China’s central bank announced it would cut the Required Reserve Ratio (RRR) for most banks by 1.0% effective October 15 for the fourth time in 2018, a little over three months after the PBOC announced a similar cut on June 24, as Beijing seeks to stimulate the slowing economy amid the growing trade war with the US, a slumping stock market, a sliding yuan and a record number of bond defaults.

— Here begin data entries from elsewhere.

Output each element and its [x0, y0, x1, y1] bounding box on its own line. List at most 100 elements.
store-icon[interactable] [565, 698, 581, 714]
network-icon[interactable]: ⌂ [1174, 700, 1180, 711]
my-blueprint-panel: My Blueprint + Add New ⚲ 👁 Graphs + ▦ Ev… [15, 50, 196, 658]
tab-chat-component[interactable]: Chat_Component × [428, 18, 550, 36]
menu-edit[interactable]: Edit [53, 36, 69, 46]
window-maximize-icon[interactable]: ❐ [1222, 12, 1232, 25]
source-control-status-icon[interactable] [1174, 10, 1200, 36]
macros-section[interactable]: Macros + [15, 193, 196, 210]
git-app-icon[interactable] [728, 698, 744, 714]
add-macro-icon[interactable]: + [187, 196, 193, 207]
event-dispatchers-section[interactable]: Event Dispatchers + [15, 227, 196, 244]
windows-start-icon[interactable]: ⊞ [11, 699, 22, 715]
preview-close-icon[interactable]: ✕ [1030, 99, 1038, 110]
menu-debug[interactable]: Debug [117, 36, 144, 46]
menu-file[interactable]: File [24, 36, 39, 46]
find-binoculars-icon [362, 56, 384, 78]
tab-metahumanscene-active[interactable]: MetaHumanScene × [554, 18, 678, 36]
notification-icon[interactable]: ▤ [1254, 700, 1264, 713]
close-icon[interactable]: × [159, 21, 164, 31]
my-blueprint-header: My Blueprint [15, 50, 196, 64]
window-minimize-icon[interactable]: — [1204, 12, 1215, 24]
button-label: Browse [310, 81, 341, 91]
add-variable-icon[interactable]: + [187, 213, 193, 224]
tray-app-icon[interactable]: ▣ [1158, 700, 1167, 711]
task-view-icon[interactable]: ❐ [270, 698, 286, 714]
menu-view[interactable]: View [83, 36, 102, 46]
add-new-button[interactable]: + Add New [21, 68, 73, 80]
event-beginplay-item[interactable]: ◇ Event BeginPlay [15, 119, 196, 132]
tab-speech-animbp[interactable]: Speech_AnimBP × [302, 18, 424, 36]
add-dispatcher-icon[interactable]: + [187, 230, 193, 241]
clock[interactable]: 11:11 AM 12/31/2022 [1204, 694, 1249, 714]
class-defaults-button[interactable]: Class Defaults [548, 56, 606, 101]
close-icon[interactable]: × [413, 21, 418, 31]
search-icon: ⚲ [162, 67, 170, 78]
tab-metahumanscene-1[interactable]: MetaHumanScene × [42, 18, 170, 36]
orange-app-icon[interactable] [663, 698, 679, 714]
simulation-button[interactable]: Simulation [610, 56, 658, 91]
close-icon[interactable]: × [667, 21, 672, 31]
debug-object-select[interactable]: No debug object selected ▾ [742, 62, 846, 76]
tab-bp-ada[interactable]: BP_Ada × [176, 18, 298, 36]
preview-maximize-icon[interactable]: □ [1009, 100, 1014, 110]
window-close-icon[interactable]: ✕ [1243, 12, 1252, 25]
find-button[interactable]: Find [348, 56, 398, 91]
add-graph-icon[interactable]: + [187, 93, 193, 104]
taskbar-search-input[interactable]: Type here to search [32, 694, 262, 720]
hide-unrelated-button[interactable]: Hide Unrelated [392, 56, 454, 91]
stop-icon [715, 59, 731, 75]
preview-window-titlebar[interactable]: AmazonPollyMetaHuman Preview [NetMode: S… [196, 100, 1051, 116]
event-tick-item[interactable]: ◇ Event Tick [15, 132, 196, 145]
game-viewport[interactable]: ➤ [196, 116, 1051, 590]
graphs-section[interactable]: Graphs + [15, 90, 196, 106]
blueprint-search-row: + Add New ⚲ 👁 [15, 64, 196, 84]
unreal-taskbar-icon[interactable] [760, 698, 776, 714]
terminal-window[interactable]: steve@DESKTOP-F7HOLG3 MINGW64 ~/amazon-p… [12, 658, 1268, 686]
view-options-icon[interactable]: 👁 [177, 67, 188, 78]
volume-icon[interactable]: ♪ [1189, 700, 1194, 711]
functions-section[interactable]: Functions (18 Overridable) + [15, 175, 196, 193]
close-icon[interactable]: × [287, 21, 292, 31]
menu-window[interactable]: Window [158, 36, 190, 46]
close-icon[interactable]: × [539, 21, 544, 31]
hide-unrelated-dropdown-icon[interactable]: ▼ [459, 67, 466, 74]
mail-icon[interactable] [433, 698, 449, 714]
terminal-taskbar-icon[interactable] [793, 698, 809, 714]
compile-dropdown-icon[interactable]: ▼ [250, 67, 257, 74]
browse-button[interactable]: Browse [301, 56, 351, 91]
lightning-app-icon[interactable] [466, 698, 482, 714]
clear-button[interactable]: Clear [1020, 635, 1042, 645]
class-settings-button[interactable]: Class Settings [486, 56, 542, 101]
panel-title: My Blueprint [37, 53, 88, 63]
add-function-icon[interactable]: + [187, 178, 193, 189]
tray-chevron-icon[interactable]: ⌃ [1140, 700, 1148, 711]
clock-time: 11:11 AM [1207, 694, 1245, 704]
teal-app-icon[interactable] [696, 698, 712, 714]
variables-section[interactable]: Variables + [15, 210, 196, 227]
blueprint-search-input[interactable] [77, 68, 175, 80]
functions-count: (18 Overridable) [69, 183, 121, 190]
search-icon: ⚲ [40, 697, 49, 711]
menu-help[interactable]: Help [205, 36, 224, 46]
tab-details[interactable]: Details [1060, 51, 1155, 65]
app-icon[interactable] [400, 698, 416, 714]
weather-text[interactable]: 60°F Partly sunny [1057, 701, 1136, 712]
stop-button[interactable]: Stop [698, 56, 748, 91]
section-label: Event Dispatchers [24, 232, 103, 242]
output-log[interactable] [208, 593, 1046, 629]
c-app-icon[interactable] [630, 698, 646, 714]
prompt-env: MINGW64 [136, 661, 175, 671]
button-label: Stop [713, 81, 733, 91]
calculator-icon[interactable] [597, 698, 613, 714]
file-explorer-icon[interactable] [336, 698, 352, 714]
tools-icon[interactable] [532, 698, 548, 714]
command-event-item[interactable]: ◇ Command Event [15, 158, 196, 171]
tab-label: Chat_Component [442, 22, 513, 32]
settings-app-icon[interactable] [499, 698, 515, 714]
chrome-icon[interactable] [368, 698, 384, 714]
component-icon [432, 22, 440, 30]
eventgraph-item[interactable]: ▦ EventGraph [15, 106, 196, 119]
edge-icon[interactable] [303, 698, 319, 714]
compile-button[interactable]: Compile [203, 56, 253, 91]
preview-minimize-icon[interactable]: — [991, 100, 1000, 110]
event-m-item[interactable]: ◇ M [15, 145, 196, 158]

The People’s Bank of China announced on Sunday local time that it lowered the required reserve ratio for some lenders by 1 percentage point according to a statement on its  website. The cut, which will apply to a wide range of banks including large commercial banks, joint stock commercial banks, city commercial banks, non-county rural banks and foreign banks, will release a total of 1.2 trillion yuan ($175 billion), of which 450 billion yuan will be used to repay existing medium-term funding facilities which are maturing, and the remaining RMB 750bn will help offset the seasonal rise in liquidity demand during the second half of the month due to tax payments, according to the PBOC.

But the real reason behind the RRR cut is that it is intended to boost sentiment before the onshore equity market re-opens on Monday after the week-long holidays, as well as to support liquidity conditions at a time when global interest rates have suddenly spiked to multi-year highs..

Commenting on the cut, Goldman economists said that while they had been expecting one RRR cut per quarter in H2, “the 1pp magnitude surprised us on the upside.”